Governance: a system of processes by which a company is directed and controlled; in cooperatives, it involves balancing member interests with business goals.

  • Members elect directors who monitor their ownership.
  • Members participate directly in certain activities as defined in articles of incorporation and bylaws.
  • Control may be accomplished through:
    • Democratic voting (one-member-one-vote)
    • Proportional voting based on business volume
    • A combination of both

📚 Education as a key function

  • Because members participate in benefits, ownership, and control, education is an important function.
  • Education includes:
    • Knowledge of the three ways of participation
    • Roles and responsibilities of membership
    • Financial decisions (often hardest to understand due to economic and social issues)

💰 Why ownership structure matters

💰 Large collective ownership creates resilience

  • Cooperatives and mutuals are collectively owned by a large group of consumers, producers, suppliers, and workers.
  • Large ownership structure helps create an equity structure on the balance sheet that enables the firm to survive business shocks and cycles.

🌾 Example: Agricultural cooperatives and marketing years

Marketing year: For many agricultural crops processed as ingredients or consumer products, the value of the crop is not known at harvest but becomes known over the next 12 months as supply is processed and before new harvest occurs (typically September 1 or October 1 to August 31 or September 30).

  • An agricultural cooperative with highly perishable perennial crops must build an ownership structure that:
    • Helps owners survive each year
    • Adds value to their agricultural commodities over the coming marketing year
    • Functions even when full value is not known until 12 months after harvest
  • Example: A farmer harvests a crop in October, but the cooperative processes and sells it over the next 12 months; the farmer's full payment depends on the cooperative's success throughout that period.

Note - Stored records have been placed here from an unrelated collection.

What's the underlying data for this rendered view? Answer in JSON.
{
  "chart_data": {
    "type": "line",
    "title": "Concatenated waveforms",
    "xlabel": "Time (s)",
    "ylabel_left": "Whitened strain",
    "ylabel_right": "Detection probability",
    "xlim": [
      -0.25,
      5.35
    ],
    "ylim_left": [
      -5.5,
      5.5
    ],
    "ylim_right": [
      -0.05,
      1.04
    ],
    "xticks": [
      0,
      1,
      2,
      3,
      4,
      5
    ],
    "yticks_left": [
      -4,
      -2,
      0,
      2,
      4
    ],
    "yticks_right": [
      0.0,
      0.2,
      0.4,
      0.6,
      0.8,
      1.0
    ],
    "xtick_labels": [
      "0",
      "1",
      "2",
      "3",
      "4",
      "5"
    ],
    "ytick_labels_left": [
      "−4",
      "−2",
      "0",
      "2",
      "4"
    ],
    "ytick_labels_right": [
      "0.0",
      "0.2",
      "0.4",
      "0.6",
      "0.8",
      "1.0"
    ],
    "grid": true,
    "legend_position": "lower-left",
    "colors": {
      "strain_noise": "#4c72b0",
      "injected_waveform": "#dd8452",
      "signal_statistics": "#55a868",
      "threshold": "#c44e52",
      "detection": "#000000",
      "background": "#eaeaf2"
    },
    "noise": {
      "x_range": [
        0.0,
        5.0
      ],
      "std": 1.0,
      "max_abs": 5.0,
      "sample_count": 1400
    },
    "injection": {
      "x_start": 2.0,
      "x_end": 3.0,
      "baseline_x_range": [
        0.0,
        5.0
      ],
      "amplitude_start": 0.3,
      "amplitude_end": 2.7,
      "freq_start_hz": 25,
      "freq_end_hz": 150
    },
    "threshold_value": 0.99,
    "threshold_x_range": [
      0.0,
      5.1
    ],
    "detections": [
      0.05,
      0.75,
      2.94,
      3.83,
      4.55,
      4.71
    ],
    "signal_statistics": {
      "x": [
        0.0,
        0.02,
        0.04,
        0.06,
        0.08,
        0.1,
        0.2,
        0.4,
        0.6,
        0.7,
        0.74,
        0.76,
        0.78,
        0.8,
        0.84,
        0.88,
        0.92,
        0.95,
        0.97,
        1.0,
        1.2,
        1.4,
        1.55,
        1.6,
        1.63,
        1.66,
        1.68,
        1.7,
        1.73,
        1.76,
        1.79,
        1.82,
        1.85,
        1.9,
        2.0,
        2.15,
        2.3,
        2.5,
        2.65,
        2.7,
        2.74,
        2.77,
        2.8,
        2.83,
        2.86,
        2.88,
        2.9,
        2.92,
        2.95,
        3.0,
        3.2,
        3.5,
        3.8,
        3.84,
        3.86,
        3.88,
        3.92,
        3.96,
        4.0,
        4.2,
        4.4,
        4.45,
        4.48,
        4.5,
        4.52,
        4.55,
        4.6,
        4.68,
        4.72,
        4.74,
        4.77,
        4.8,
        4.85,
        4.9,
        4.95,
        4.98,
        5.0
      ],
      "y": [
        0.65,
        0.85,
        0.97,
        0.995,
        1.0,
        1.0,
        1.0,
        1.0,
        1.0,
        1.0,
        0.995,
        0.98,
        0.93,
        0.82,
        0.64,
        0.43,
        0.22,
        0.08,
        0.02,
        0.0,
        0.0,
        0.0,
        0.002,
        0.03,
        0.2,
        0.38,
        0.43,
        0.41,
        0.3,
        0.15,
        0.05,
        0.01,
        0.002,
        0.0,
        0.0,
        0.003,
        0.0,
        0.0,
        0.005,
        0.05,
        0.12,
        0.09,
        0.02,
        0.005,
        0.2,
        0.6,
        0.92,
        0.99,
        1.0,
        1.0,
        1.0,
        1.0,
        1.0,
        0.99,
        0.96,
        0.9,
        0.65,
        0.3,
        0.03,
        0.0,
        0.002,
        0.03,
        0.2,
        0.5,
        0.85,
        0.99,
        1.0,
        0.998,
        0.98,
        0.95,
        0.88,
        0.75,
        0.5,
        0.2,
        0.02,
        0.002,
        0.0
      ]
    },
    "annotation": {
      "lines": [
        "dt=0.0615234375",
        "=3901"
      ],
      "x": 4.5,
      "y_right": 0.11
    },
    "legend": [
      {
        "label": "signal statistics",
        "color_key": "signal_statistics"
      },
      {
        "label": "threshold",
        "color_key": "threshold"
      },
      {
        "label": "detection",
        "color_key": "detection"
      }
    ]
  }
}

🛡️ Example: Mutual insurance firms

  • A mutual insurance firm must have an ownership structure that:
    • Enables it to insure the risk profile of its members
    • Functions even when risk is not fully understood
    • Allows it to offer competitive premiums

🔗 Closed buying or supply channel

  • Cooperatives function best when the majority of their business is done with members.
  • This closed channel ensures that benefits flow to those who participate.

✅ Evidence of continued viability

✅ No evidence of obsolescence

  • There is no evidence to suggest that the cooperative or mutual form of business is no longer viable.
  • Many examples of successful cooperatives and mutuals exist globally.

🔄 Adaptation is necessary

  • Industry conditions may change.
  • If a cooperative or mutual does not change its strategy to reflect changing industry conditions, economic viability may be called into question.
  • Example: An organization that fails to update its business model when market conditions shift may struggle, but this is a strategy issue, not a model issue.

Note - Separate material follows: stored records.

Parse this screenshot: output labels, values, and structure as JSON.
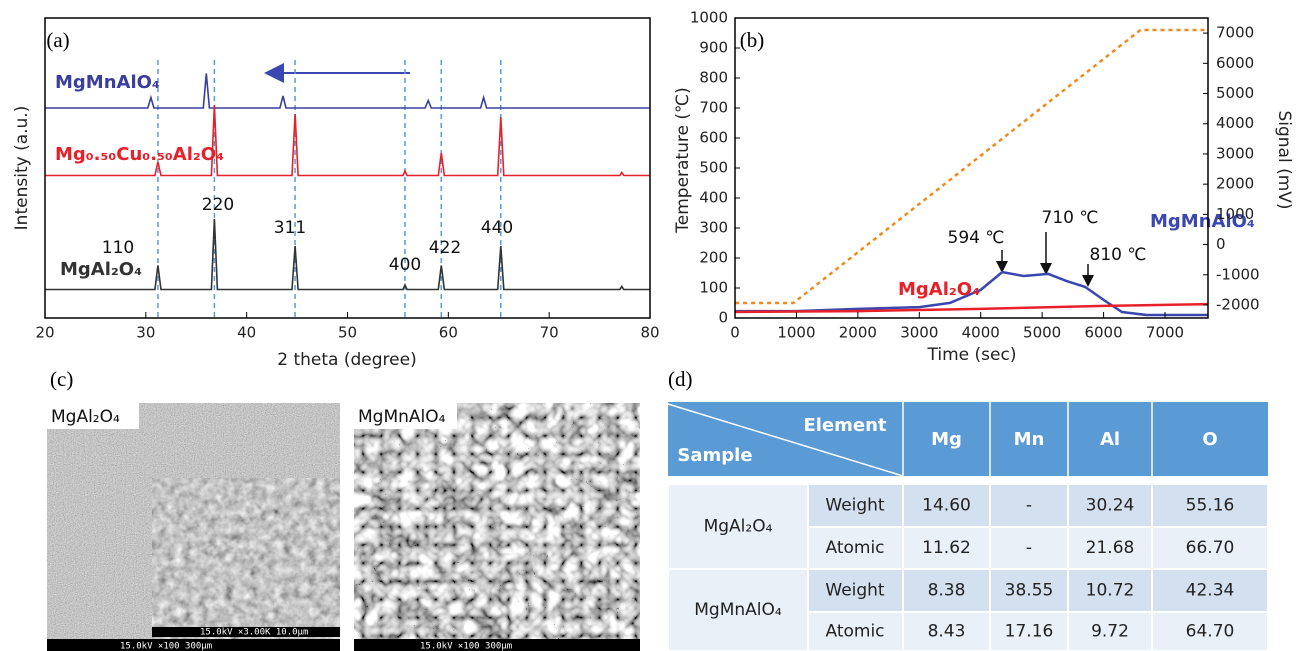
{
  "chart_data": [
    {
      "type": "line",
      "label": "(a)",
      "xlabel": "2 theta (degree)",
      "ylabel": "Intensity (a.u.)",
      "xlim": [
        20,
        80
      ],
      "ylim": [
        0,
        100
      ],
      "xticks": [
        20,
        30,
        40,
        50,
        60,
        70,
        80
      ],
      "series": [
        {
          "name": "MgMnAlO₄",
          "color": "#3a3f9e",
          "x": [
            20,
            30.2,
            30.5,
            30.8,
            35.7,
            36.0,
            36.3,
            43.3,
            43.6,
            43.9,
            57.7,
            58.0,
            58.3,
            63.2,
            63.5,
            63.8,
            80
          ],
          "values": [
            70,
            70,
            73.5,
            70,
            70,
            81.5,
            70,
            70,
            74,
            70,
            70,
            72.5,
            70,
            70,
            73.5,
            70,
            70
          ]
        },
        {
          "name": "Mg₀.₅₀Cu₀.₅₀Al₂O₄",
          "color": "#e8202a",
          "x": [
            20,
            30.9,
            31.2,
            31.5,
            36.5,
            36.8,
            37.1,
            44.5,
            44.8,
            45.1,
            55.5,
            55.7,
            55.9,
            59.0,
            59.3,
            59.6,
            64.9,
            65.2,
            65.5,
            77.0,
            77.2,
            77.4,
            80
          ],
          "values": [
            47.5,
            47.5,
            52,
            47.5,
            47.5,
            71,
            47.5,
            47.5,
            68,
            47.5,
            47.5,
            49,
            47.5,
            47.5,
            55,
            47.5,
            47.5,
            67,
            47.5,
            47.5,
            48.5,
            47.5,
            47.5
          ]
        },
        {
          "name": "MgAl₂O₄",
          "color": "#333333",
          "x": [
            20,
            30.9,
            31.2,
            31.5,
            36.5,
            36.8,
            37.1,
            44.5,
            44.8,
            45.1,
            55.5,
            55.7,
            55.9,
            59.0,
            59.3,
            59.6,
            64.9,
            65.2,
            65.5,
            77.0,
            77.2,
            77.4,
            80
          ],
          "values": [
            9.5,
            9.5,
            17.5,
            9.5,
            9.5,
            33,
            9.5,
            9.5,
            24,
            9.5,
            9.5,
            11,
            9.5,
            9.5,
            17.5,
            9.5,
            9.5,
            24,
            9.5,
            9.5,
            10.5,
            9.5,
            9.5
          ]
        }
      ],
      "reference_lines": {
        "color": "#5b9bd5",
        "x": [
          31.2,
          36.8,
          44.8,
          55.7,
          59.3,
          65.2
        ]
      },
      "annotations": [
        "110",
        "220",
        "311",
        "400",
        "422",
        "440"
      ]
    },
    {
      "type": "line",
      "label": "(b)",
      "xlabel": "Time (sec)",
      "ylabel": "Temperature (℃)",
      "y2label": "Signal (mV)",
      "xlim": [
        0,
        7700
      ],
      "ylim": [
        0,
        1000
      ],
      "y2lim": [
        -2430,
        7500
      ],
      "xticks": [
        0,
        1000,
        2000,
        3000,
        4000,
        5000,
        6000,
        7000
      ],
      "yticks": [
        0,
        100,
        200,
        300,
        400,
        500,
        600,
        700,
        800,
        900,
        1000
      ],
      "y2ticks": [
        -2000,
        -1000,
        0,
        1000,
        2000,
        3000,
        4000,
        5000,
        6000,
        7000
      ],
      "series": [
        {
          "color": "#f08a1c",
          "style": "dotted",
          "x": [
            0,
            950,
            6600,
            7700
          ],
          "values": [
            50,
            50,
            960,
            960
          ]
        },
        {
          "name": "MgMnAlO₄",
          "color": "#3a47b0",
          "axis": "y2",
          "x": [
            0,
            1000,
            2000,
            3000,
            3500,
            4000,
            4350,
            4700,
            5100,
            5400,
            5700,
            6000,
            6300,
            6700,
            7700
          ],
          "values": [
            -2200,
            -2200,
            -2130,
            -2070,
            -1930,
            -1500,
            -910,
            -1040,
            -970,
            -1210,
            -1400,
            -1830,
            -2230,
            -2330,
            -2330
          ]
        },
        {
          "name": "MgAl₂O₄",
          "color": "#e8202a",
          "axis": "y2",
          "x": [
            0,
            2000,
            4000,
            6000,
            7700
          ],
          "values": [
            -2230,
            -2200,
            -2130,
            -2030,
            -1970
          ]
        }
      ],
      "annotations": [
        "594 ℃",
        "710 ℃",
        "810 ℃"
      ]
    }
  ],
  "sem": {
    "label": "(c)",
    "images": [
      {
        "sample": "MgAl₂O₄",
        "scale_bar": "15.0kV   ×100    300μm",
        "inset_scale_bar": "15.0kV ×3.00K  10.0μm"
      },
      {
        "sample": "MgMnAlO₄",
        "scale_bar": "15.0kV   ×100    300μm"
      }
    ]
  },
  "table": {
    "label": "(d)",
    "corner_top": "Element",
    "corner_bottom": "Sample",
    "columns": [
      "Mg",
      "Mn",
      "Al",
      "O"
    ],
    "groups": [
      {
        "sample": "MgAl₂O₄",
        "rows": [
          {
            "basis": "Weight",
            "cells": [
              "14.60",
              "-",
              "30.24",
              "55.16"
            ]
          },
          {
            "basis": "Atomic",
            "cells": [
              "11.62",
              "-",
              "21.68",
              "66.70"
            ]
          }
        ]
      },
      {
        "sample": "MgMnAlO₄",
        "rows": [
          {
            "basis": "Weight",
            "cells": [
              "8.38",
              "38.55",
              "10.72",
              "42.34"
            ]
          },
          {
            "basis": "Atomic",
            "cells": [
              "8.43",
              "17.16",
              "9.72",
              "64.70"
            ]
          }
        ]
      }
    ]
  }
}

⚠️ When things go wrong: demutualization

Property right: a legally enforced right to select the uses of an economic good produced by a firm.

  • If issues of property rights are not clarified, members may become dissatisfied.
  • Members may seek to demutualize (convert to investor ownership).
  • Such incidences are rare but widely studied by academics.
  • Don't confuse: Demutualization is not evidence that the model is flawed; it is evidence that property rights and member expectations must be managed carefully.

🎓 Academic recognition

  • A number of thought leaders, including Nobel Prize Laureates, have been recognized for contributions to understanding the Make-or-Buy decision.
  • Named laureates include: Ronald Coase, Oliver Hart, Bengt Holmström, Douglass North, Elinor Ostrom, and Oliver Williamson.